Comrade Brown was a traitor to her class, became a Marxist in 1880s and played an enormous role in the movement of working women. She came to Debs Social Democratic Party, of which she was a founder a leader member in Chicago, through Edward Bellamy’s ‘Nationalist’ movement. Later, she would serve as International Delegate of the Socialist Party, also a charter member of, to the Second International’s 1904 Amsterdam Congress. She also presided over the first Working Woman’s Day in Chicago on May 3, 1908 which inspired New York women to follow suit the following year.
‘Corinne S. Brown (1849-1914): In Memoriam’ by Harriet F. Morse from the Coming Nation. Vol. 1 No. 6. April, 1914.

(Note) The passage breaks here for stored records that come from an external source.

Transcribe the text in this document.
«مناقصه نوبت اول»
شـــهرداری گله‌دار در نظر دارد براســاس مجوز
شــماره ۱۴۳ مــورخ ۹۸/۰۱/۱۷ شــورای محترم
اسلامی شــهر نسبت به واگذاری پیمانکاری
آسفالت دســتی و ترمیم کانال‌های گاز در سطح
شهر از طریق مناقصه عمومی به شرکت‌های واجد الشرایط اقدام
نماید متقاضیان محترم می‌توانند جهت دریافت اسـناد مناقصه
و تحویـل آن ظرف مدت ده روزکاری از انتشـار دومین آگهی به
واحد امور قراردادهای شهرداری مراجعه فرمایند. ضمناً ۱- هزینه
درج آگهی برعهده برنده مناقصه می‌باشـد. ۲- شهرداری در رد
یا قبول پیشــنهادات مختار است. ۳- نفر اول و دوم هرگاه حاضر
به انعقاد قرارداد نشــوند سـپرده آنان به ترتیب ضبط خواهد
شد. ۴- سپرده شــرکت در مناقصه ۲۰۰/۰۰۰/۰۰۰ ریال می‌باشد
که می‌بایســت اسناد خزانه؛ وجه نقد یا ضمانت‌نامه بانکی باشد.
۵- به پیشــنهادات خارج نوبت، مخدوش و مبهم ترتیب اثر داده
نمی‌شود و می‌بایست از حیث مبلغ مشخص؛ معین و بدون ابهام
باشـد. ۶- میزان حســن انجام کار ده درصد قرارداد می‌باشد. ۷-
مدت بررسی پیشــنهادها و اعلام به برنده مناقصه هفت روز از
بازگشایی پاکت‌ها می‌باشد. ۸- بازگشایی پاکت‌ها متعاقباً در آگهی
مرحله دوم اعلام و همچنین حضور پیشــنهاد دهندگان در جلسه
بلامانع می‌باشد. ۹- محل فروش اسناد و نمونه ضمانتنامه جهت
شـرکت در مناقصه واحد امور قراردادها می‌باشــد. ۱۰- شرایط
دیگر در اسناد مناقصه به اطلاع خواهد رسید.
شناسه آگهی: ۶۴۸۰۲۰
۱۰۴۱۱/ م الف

SHE has left us- Corinne Brown, that dauntless pioneer of our movement. Our movement? What movement? Socialism. What movement? Woman’s suffrage. What movement? The great trade union movement. What movement? The movement in behalf of the economic emancipation of woman. The movement against capital punishment. The world peace movement. All great movements in behalf of the world’s victims found a fearless champion in Corinne Brown. What glorious courage was hers at a time-some twenty-five years ago- when great courage was required! That a member of the victimized class should fight in his own behalf is not surprising; that a banker’s wife should do so persistently, at all times, in the face of slurs, slights and questionings, commands more consideration. Yet her nature was so sweet and wholesome withal, and her fund of wit so exhaustless, that she made and kept friends where others would have lost them.
How sweeping her denunciations, how scathing her analysis of the motives governing the very exploiting class to which she belonged! Yet her vision was so clear, her logic so unanswerable, her wit so telling, that she made all but the mentally blind see and understand.
Henry D. Lloyd once said of her that she was “like a salt breeze blowing over pine woods.” One friend, inclined to be conservative and to disagree with her- at best ameliorative in his exertions and sympathies- said: “No matter what she says, or does, or thinks, I love her.”
We all loved her for her great human heart, and her clear brain. When listening to ancient platitudes or sentimental slush at a woman’s club meeting, she would sail in, to the great relief of some of us, and clear the atmosphere as might an electric storm; but her storms were always followed by sunshine.
She held very liberal ideas on marriage and divorce, yet her own home life was ideal, thus silencing wagging tongues.
She spurned all personal credit. Once, when told at a public meeting what sacrifices she had made in behalf of the world’s unfortunate, she said: “Pshaw! I have made no sacrifices. I have enjoyed every minute of it.”
At another time. when a friend spoke of how much a noted pioneer in the Socialist movement owed to her for her assistance in helping him to write papers and to get his ideas before the public, she replied: “I owe him far more than he owes me. I taught him grammar and composition; he taught me the meaning of life.”
When a mind like that of Corinne Brown take, its leave, even those of us not sure of immortality wonder if such gifts. such vision, such feeling, can be allowed to go to waste. To have known such a dear comrade, to have worked with her, and to remember her, is one of life’s experiences which make it worth while.
The Coming Nation was a weekly publication by Appeal to Reason’s Julius Wayland and Fred D. Warren produced in Girard, Kansas. Edited by A.M. Simons and Charles Edward Russell, it was heavily illustrated with a decided focus on women and children. The Coming Nation was the descendant of Progressive Woman and The Socialist Woman which folded into the publication. The Socialist Woman was a monthly magazine edited by Josephine Conger-Kaneko from 1907 with this aim: “The Socialist Woman exists for the sole purpose of bringing women into touch with the Socialist idea. We intend to make this paper a forum for the discussion of problems that lie closest to women’s lives, from the Socialist standpoint”. In 1908, Conger-Kaneko and her husband Japanese socialist Kiichi Kaneko moved to Girard, Kansas home of Appeal to Reason, which would print Socialist Woman. In 1909 it was renamed The Progressive Woman, and The Coming Nation in 1913. Its contributors included Socialist Party activist Kate Richards O’Hare, Alice Stone Blackwell, Eugene V. Debs, Ella Wheeler Wilcox, and others. A treat of the journal was the For Kiddies in Socialist Homes column by Elizabeth Vincent.The Progressive Woman lasted until 1916.